You may have heard analysts or financial advisors touting the advantages of “passive income,” a model that allows you to make money without a substantial deal of ongoing effort. It sounds too good to be true, but is passive income really something the average person can accomplish? And if so, how can you do it?
The Perks of Passive Income
Passive income is powerful because it allows you to continue increasing your income stream without actively spending more time. If you have a full-time job, or if you’re just trying to keep your life simpler, this is an incalculable advantage.
Additionally, picking up additional sources of passive income is a good way to diversify your income streams. Having more diversity in your income will shield you against volatility and catastrophic losses, like what might occur if you lose your job or if a certain class of assets tanks in value.
Passive Income Sources
Before we dig into the logistics of passive income, let’s look at some of the most commonly cited examples of the financial strategy.
If you invest in a rental property, you should be able to collect rent checks from your tenants that exceed the amount of money you pay per month in expenses. Assuming your tenants pay on time, you should be able to make a reasonable profit each month—all without needing to spend much time on keeping your property updated.
Many big U.S. companies offer dividends on a regular basis to shareholders, which serve as distributions of profit. For example, a company may pay a dividend of $0.50 per share, per quarter; if you own 1,000 shares of stock, this means you’ll earn $50 each quarter, just for being a shareholder.
Blogging (with affiliate marketing or advertising)
If you have a popular blog that attracts a fair amount of traffic, you can monetize that recurring traffic with the help of advertising or affiliate marketing. One big caveat here is that you’ll need to post new content regularly—but if you have other guest authors doing the work for you, you may be able to let it run on its own, like an idling engine.
If you drive a car regularly, you may also be able to capitalize on your visibility by selling advertising space on the vehicle. It may be challenging to find a buyer, but if you can, you’ll make money by going about your day normally.
The Weaknesses of Passive Income
As you can already see, even the most common and most appealing sources of passive income have some important caveats that prevent them from being truly hands-off.
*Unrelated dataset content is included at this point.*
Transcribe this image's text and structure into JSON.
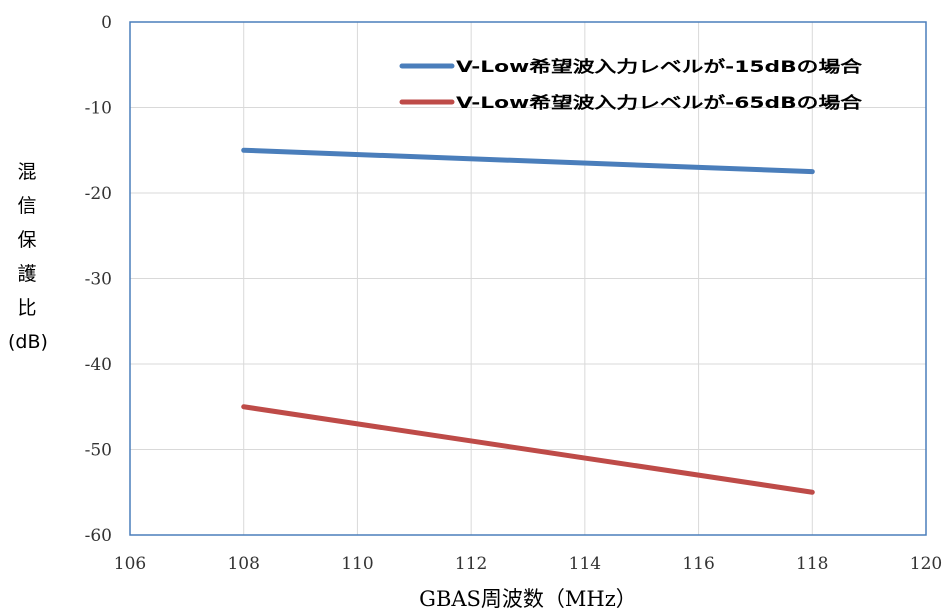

First, you’ll notice that most of these passive income sources (and others) require a lot of upfront effort. Sure, you can make a significant sum of money with advertising if your blog gets thousands of monthly visitors, but growing a blog to get those thousands of consistent visitors can take months, if not years of effort. Similarly, it takes a lot of research to find a rental property worth your investment capital, and you’ll even need to do your due diligence before choosing dividend stocks.
Many passive income strategies require you to have the capital, to begin with. For example, if you want to buy a rental property, you may be able to get a loan, but you’ll still need to front a down payment. If you want to make a decent stream of income from dividends, you’ll need to own a lot of shares.
Even the most “passive” sources of income aren’t truly effort-free. If you’re managing a rental property, you’ll need to issue repairs, respond to tenant requests, and fill vacancies when you encounter them. If you’re running a blog, you’ll need to make periodic updates.
Most sources of passive income aren’t known for being lucrative on small scales. For example, most company dividends are in the range of 2 to 4 percent per year; even if you have $100,000 invested, that only amounts to $2,000 to $4,000 of annual income. A good rental property might only yield a few hundred dollars of profit per month. And more gimmicky strategies, like advertising on your car, might barely earn you enough money for an extra meal now and then.
The Bottom Line
So what’s the bottom line here? Passive income is a “real” concept, and a perfectly achievable one, even if you’re an average investor without much cash on hand. However, these aren’t get-rich-quick schemes, and passive income probably isn’t ever going to be completely passive.
That said, a collection of passive income sources can diversify your holdings, increase your total income volume, and ultimately set you up for a brighter financial future.